What makes a good confidence metric?
What could cause the algorithm to pick an incorrect sync bias? Let's consider the following:
- How much of a clear winner is the attack time the algorithm chooses? Or, would it be hard to pick out the peak because there's high response in the neighborhood? (say, a ringing attack, or a two-part attack like a clap sound)
- Is this extra algorithmic response far enough away from the chosen attack time that it would actually impact the sync?
With that in mind, the following calculations are performed:
- For each point in the flattened convolution response (the white squiggle in the sync fingerprint plots), measure the following:
- v, the relative distance from the response's median, compared to the identified peak.

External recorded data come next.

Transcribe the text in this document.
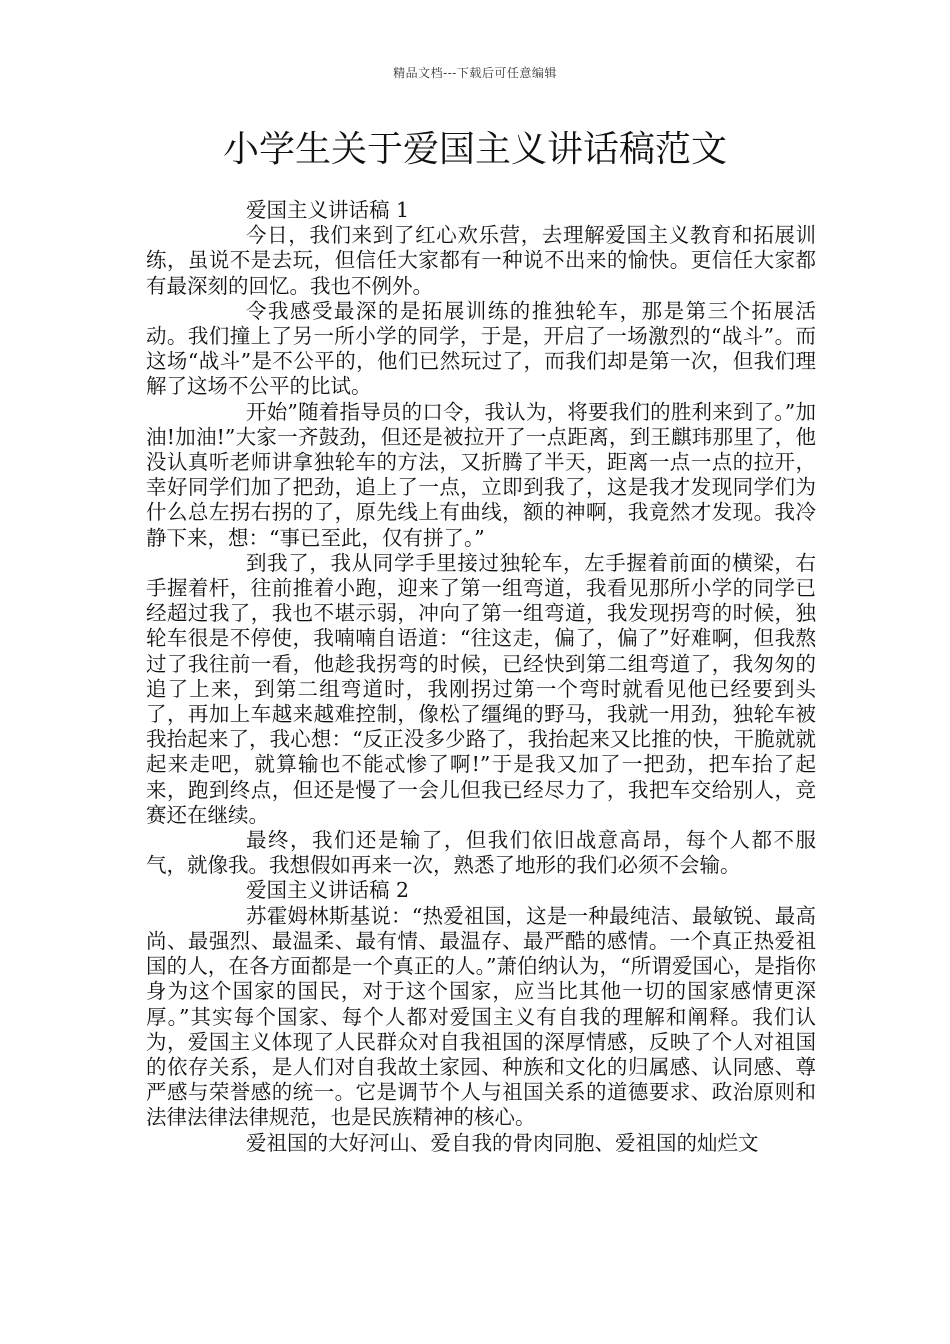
精品文档---下载后可任意编辑
小学生关于爱国主义讲话稿范文

爱国主义讲话稿 1

今日，我们来到了红心欢乐营，去理解爱国主义教育和拓展训练，虽说不是去玩，但信任大家都有一种说不出来的愉快。更信任大家都有最深刻的回忆。我也不例外。

令我感受最深的是拓展训练的推独轮车，那是第三个拓展活动。我们撞上了另一所小学的同学，于是，开启了一场激烈的“战斗”。而这场“战斗”是不公平的，他们已然玩过了，而我们却是第一次，但我们理解了这场不公平的比试。

开始”随着指导员的口令，我认为，将要我们的胜利来到了。”加油!加油!”大家一齐鼓劲，但还是被拉开了一点距离，到王麒玮那里了，他没认真听老师讲拿独轮车的方法，又折腾了半天，距离一点一点的拉开，幸好同学们加了把劲，追上了一点，立即到我了，这是我才发现同学们为什么总左拐右拐的了，原先线上有曲线，额的神啊，我竟然才发现。我冷静下来，想：“事已至此，仅有拼了。”

到我了，我从同学手里接过独轮车，左手握着前面的横梁，右手握着杆，往前推着小跑，迎来了第一组弯道，我看见那所小学的同学已经超过我了，我也不堪示弱，冲向了第一组弯道，我发现拐弯的时候，独轮车很是不停使，我喃喃自语道：“往这走，偏了，偏了”好难啊，但我熬过了我往前一看，他趁我拐弯的时候，已经快到第二组弯道了，我匆匆的追了上来，到第二组弯道时，我刚拐过第一个弯时就看见他已经要到头了，再加上车越来越难控制，像松了缰绳的野马，我就一用劲，独轮车被我抬起来了，我心想：“反正没多少路了，我抬起来又比推的快，干脆就就起来走吧，就算输也不能忒惨了啊!”于是我又加了一把劲，把车抬了起来，跑到终点，但还是慢了一会儿但我已经尽力了，我把车交给别人，竞赛还在继续。

最终，我们还是输了，但我们依旧战意高昂，每个人都不服气，就像我。我想假如再来一次，熟悉了地形的我们必须不会输。

爱国主义讲话稿 2

苏霍姆林斯基说：“热爱祖国，这是一种最纯洁、最敏锐、最高尚、最强烈、最温柔、最有情、最温存、最严酷的感情。一个真正热爱祖国的人，在各方面都是一个真正的人。”萧伯纳认为，“所谓爱国心，是指你身为这个国家的国民，对于这个国家，应当比其他一切的国家感情更深厚。”其实每个国家、每个人都对爱国主义有自我的理解和阐释。我们认为，爱国主义体现了人民群众对自我祖国的深厚情感，反映了个人对祖国的依存关系，是人们对自我故土家园、种族和文化的归属感、认同感、尊严感与荣誉感的统一。它是调节个人与祖国关系的道德要求、政治原则和法律法律法律规范，也是民族精神的核心。

爱祖国的大好河山、爱自我的骨肉同胞、爱祖国的灿烂文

- d, the time difference from the identified peak.
- Balance these two measurements using power functions and multiply them together to calculate the "unconfidence" this point contributes. (The current confidence calculation uses v^4 × d^1.5.)
- Sum all of these "unconfidence" values and subtract from 1 to obtain a "confidence" value.
- Apply some perceptual scaling and express as a percentage.
The actual values returned from the confidence metric don't have an intrinsic meaning - that is, there's nothing in the plot you can point to that directly produces it - but it's expected that "messier" plots result in lower confidence, and "sharper" plots in higher confidence.
Note that a value of 100% or near-100% confidence does not mean the current sync is correct, just that the algorithm can't see anything in the rest of the fingerprint to convince it that the peak could possibly lie elsewhere.
The GUI includes a control to tune the minimum confidence to apply unbiasing at; it's expressed in percentage out of 100%. The CLI also offers this parameter, but in terms of proportion out of unity - for example, if the user wants to only apply unbiasing over 80% confidence, they would pass --confidence 0.80
at the command line invocation. The CSV output also expresses the confidence as a proportion out of unity.
Future plans
- Code cleanup
- Performance optimization (need to move to MVC model :weary:)
- Swap out
pydub
with essentia
in streaming mode? Maybe I can get away with skipping large chunks of audio during the load step, which would save some time...
- If a straight vertical line "fit" can identify bias, then a line fit with both local time and beat index dependence could also identify sync drift...hmm...
Also there's a little broom closet in this repo where I was doing some testing on rhythmic complexity algorithms. Don't worry about that for now ;)